St Kitts-Nevis opposition warns against boundary changes
Constituency boundary change fears have prompted the six elected opposition MPs in St Kitts and Nevis to instruct their lawyers to write to the chairman of the Constituency Boundaries Commission and Prime Minister Denzil Douglas about the matter.
Team Unity leader Timothy Harris said the opposition is concerned that what he calls desperate efforts might be made to change the boundaries just ahead of the coming election expected very soon.
“One of the fears that we have expressed to our attorneys is that the government was going to move post haste to have the boundary changes implemented,” Harris told WINN FM.
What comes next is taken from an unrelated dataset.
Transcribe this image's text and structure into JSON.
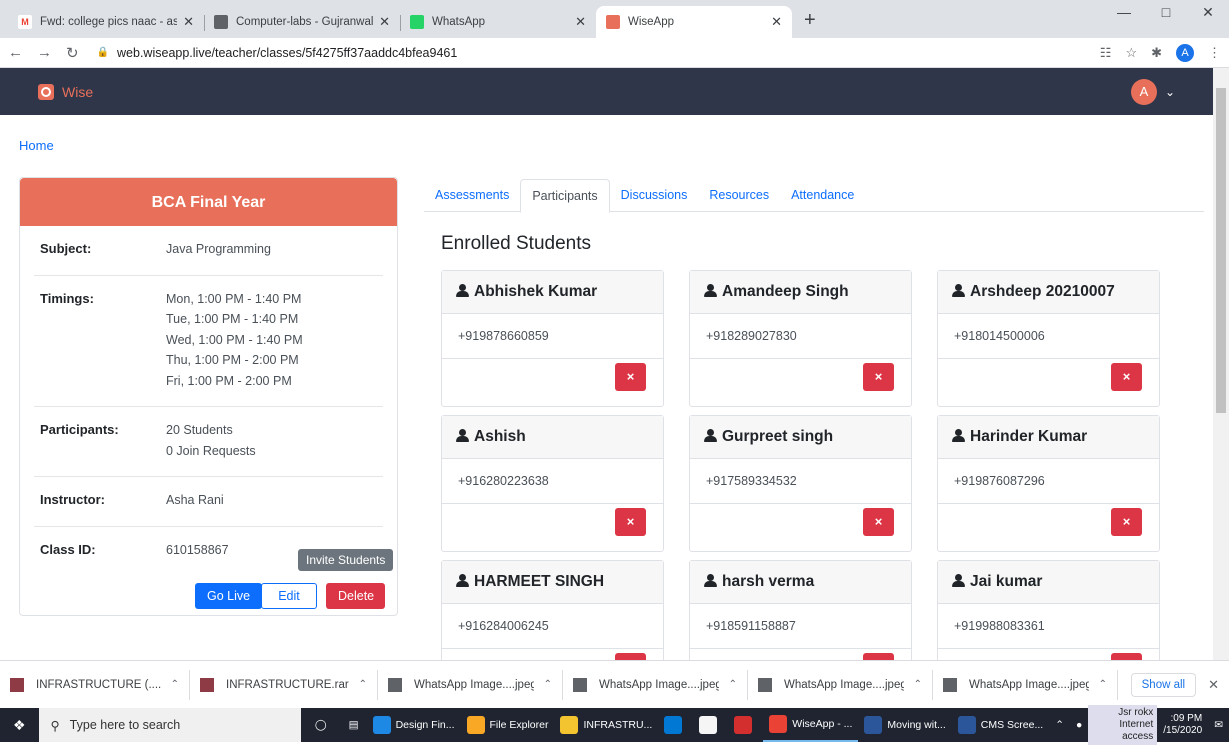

He said the lawyers decided to “write and to warn that by and large we were concerned with the gerrymandering of the electoral boundaries in St Kitts, we intend to fight that battle of course in the court,” the Team Unity leader said.
Harris said the opposition alliance remains concerned that last minute efforts to change the boundaries could be attempted.
He said Team Unity would want its day in court on the matter.
Harris dismissed arguments that it’s the boundaries commission that changes boundaries and not the government.
He contended that the process involves the executive, the governor general and the parliament.
Meanwhile, appearing on his weekly radio call in programme on Tuesday, Prime Minister Douglas said that regional and international election observers have over the past general elections made recommendations for the boundaries to be realigned to make them more equal.
“CARICOM has spoken out on this. And the Organization of American States has spoken out. Opposition politicians always want CARICOM, the OAS and the Commonwealth of Nations to speak out. Well, they have spoken out, and they have said that with reference to elections, St Kitts and Nevis needs to equalise our constituencies and adjust our boundaries. Most importantly our constitution says that this is what we have to do,” Douglas said.
He added that no clear thinking person would say that 2,000 plus people in one constituency, and 7,000 plus in another constituency, would carry the same political weight.
Douglas stressed that haphazard constituency sizes are not good for democracy as it was too important a matter to play with any more.